Non-binding mediation results from hearing on AIDS group’s suit against former clients

The Asian and Pacific Islander Coalition on HIV-AIDS (APICHA) and a protest group of former and current clients, former staffers, and their supporters have entered into “non-binding mediation” in an effort to end a years-long fight that resulted in APICHA suing the others earlier this year.

“Sometimes there are issues that go beyond the attorneys,” said Judge Carol Edmead, a state Supreme Court justice, at a March 23 hearing. “It is in the best interests of the population that you want to serve that you get together and resolve your dispute.”

Edmead called the parties to her courtroom where she first met privately with attorneys for both sides, representatives from the AIDS agency, and members of the ad hoc committee, the protest group that has objected to operations at the agency.

Later, in open court, Edmead kept in place a January 16 injunction that banned the ad hoc committee from mounting demonstrations in APICHA’s Chinatown office or from contacting any agency employees.

The committee must also give Edmead all copies of a videotape the group made during an August 2003 protest at APICHA’s office as well as any still photographs that may have been taken then. Agency staff have expressed concern that the confidentiality of some clients may have been violated if their picture was taken.

APICHA also sought $500,000 to compensate for damages it claimed resulted from three 2003 protests, but there was no public discussion of that money on March 23. Some of the ad hoc committee members are living with AIDS and on disability and Kevin Huang-Cruz, chair of APICHA’s board and a client at the agency, said, in a March 12 interview, “There is no expectation that we are going to get” the cash.
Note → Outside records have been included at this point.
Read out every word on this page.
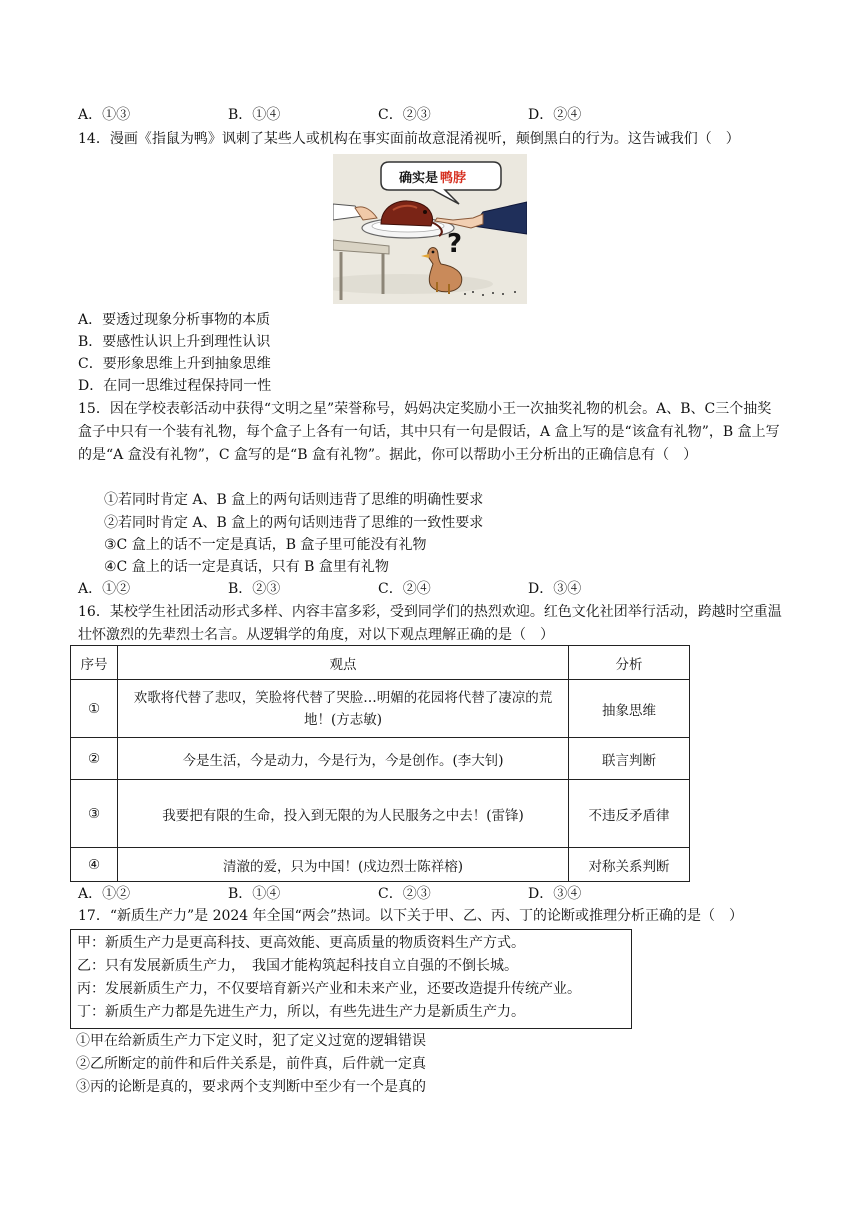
A．①③	B．①④	C．②③	D．②④
14．漫画《指鼠为鸭》讽刺了某些人或机构在事实面前故意混淆视听，颠倒黑白的行为。这告诫我们（　）
确实是 鸭脖
?
A．要透过现象分析事物的本质
B．要感性认识上升到理性认识
C．要形象思维上升到抽象思维
D．在同一思维过程保持同一性
15．因在学校表彰活动中获得“文明之星”荣誉称号，妈妈决定奖励小王一次抽奖礼物的机会。A、B、C三个抽奖盒子中只有一个装有礼物，每个盒子上各有一句话，其中只有一句是假话，A 盒上写的是“该盒有礼物”，B 盒上写的是“A 盒没有礼物”，C 盒写的是“B 盒有礼物”。据此，你可以帮助小王分析出的正确信息有（　）
①若同时肯定 A、B 盒上的两句话则违背了思维的明确性要求
②若同时肯定 A、B 盒上的两句话则违背了思维的一致性要求
③C 盒上的话不一定是真话，B 盒子里可能没有礼物
④C 盒上的话一定是真话，只有 B 盒里有礼物
A．①②	B．②③	C．②④	D．③④
16．某校学生社团活动形式多样、内容丰富多彩，受到同学们的热烈欢迎。红色文化社团举行活动，跨越时空重温壮怀激烈的先辈烈士名言。从逻辑学的角度，对以下观点理解正确的是（　）
序号	观点	分析
①	欢歌将代替了悲叹，笑脸将代替了哭脸…明媚的花园将代替了凄凉的荒地！(方志敏)	抽象思维
②	今是生活，今是动力，今是行为，今是创作。(李大钊)	联言判断
③	我要把有限的生命，投入到无限的为人民服务之中去！(雷锋)	不违反矛盾律
④	清澈的爱，只为中国！(戍边烈士陈祥榕)	对称关系判断
A．①②	B．①④	C．②③	D．③④
17．“新质生产力”是 2024 年全国“两会”热词。以下关于甲、乙、丙、丁的论断或推理分析正确的是（　）
甲：新质生产力是更高科技、更高效能、更高质量的物质资料生产方式。
乙：只有发展新质生产力，　我国才能构筑起科技自立自强的不倒长城。
丙：发展新质生产力，不仅要培育新兴产业和未来产业，还要改造提升传统产业。
丁：新质生产力都是先进生产力，所以，有些先进生产力是新质生产力。
①甲在给新质生产力下定义时，犯了定义过宽的逻辑错误
②乙所断定的前件和后件关系是，前件真，后件就一定真
③丙的论断是真的，要求两个支判断中至少有一个是真的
The mediation must begin within 30 days with each side sending three representatives to meet with an arbitrator. That group will set its own agenda and, after 15 hours of meetings, the arbitrator will submit a report to Edmead. The group may continue meeting after that or Edmead may issue a ruling in the case then. Ideally, the arbitration group will end the fight.

“The alternative to this is, for about 18 months, you will be in and out of court, you’ll be taking depositions, I’ll be making rulings,” Edmead said.
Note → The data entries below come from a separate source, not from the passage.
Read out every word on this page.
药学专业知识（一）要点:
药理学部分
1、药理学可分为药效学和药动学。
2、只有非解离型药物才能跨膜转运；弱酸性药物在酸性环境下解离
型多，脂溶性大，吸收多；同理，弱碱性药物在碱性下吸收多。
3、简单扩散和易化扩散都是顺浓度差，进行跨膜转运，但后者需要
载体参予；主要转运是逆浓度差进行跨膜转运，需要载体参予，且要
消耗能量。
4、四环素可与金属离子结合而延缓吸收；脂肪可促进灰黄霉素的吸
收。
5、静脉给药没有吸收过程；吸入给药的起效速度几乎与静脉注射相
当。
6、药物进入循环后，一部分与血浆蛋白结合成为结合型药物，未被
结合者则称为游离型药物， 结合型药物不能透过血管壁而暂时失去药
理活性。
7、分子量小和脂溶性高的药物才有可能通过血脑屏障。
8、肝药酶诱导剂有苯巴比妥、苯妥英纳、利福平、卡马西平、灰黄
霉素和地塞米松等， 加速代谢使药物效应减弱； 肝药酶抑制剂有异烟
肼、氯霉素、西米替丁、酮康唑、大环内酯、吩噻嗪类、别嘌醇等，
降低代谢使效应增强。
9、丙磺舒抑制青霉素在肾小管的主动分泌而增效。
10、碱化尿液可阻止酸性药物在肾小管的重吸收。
While the mediation is non-binding, a court reporter will transcribe the arbitration proceedings and Edmead will use that record in any later ruling she issues.
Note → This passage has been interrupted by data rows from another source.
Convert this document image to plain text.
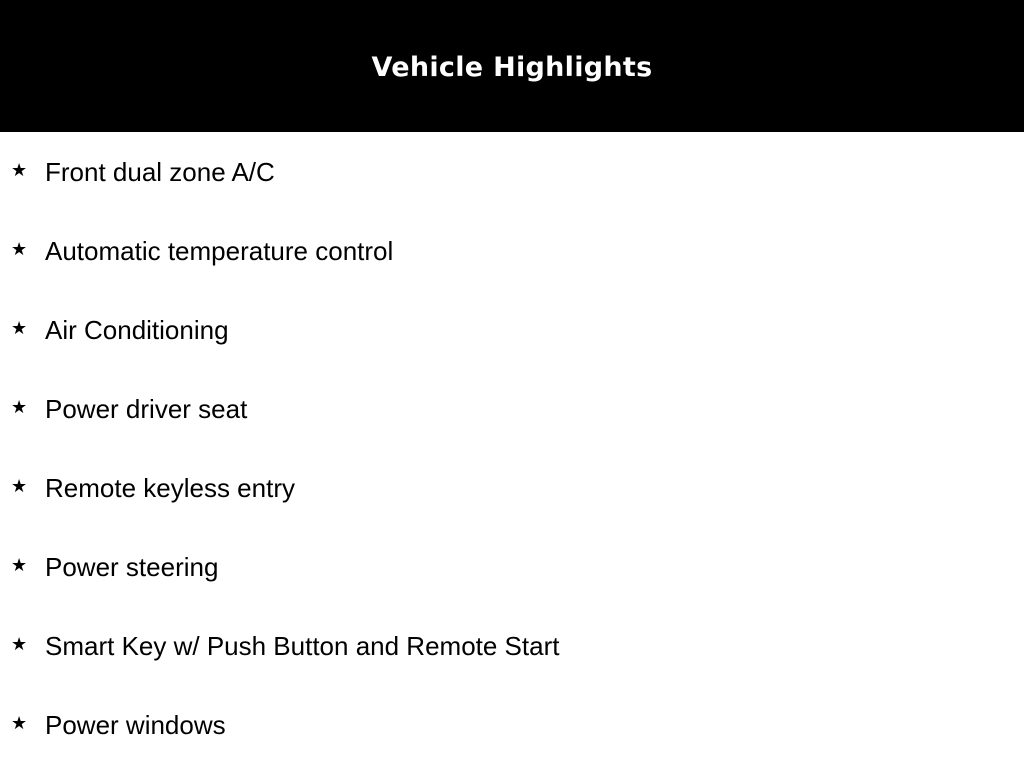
Vehicle Highlights
★ Front dual zone A/C
★ Automatic temperature control
★ Air Conditioning
★ Power driver seat
★ Remote keyless entry
★ Power steering
★ Smart Key w/ Push Button and Remote Start
★ Power windows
While APICHA sought only the injunction, the pictures, and the $500,000 in its lawsuit, Huang-Cruz said he welcomed the outcome of the hearing.

“We’re pleased with the result,” he said. “We’re very happy with the result and we’re very committed to the mediation process.”

While Edmead said the parties had agreed to mediation, Huang-Cruz said they had been ordered into it. John Hayakawa Torok, also an APICHA board member, said that if Edmead had limited her ruling to the injunction and the photos that would have been better.

“If she had done just that we would have been happier,” he said.

In court, Don Kao, an ad hoc committee member and a former APICHA board member, said he was excited at the prospect of a mediation though he was more cautious in a later interview.

“My only concern has been that mediation is what we have been wanting over the past two years, but as good as what we can expect to get out of this, there is still no guarantee that APICHA is committed to changing things,” he said. “I’m excited to a certain extent… Whatever comes out of a mediation it’s not binding. They can change their minds.”

Some of the former APICHA clients were heartened by the proceeding, according to Kao.

“I think they were also incredibly pleased with the judge,” he said. “I think they felt that we made some real gains here. I don’t know that they feel convinced that APICHA is going to get better right away, but I think they feel hopeful.”

While the dispute dates back to the 1990s, the ad hoc committee members began complaining about service at APICHA in earnest in 2001 and 2002, according to Kao. Relations grew worse in 2003.

The ad hoc committee charged that a number of program changes, such as placing time limits on participation in a food program, ending a client support group, and shutting down a client advisory board were retaliation for their complaints.

APICHA said those changes were required by funders or were standard practice at AIDS groups.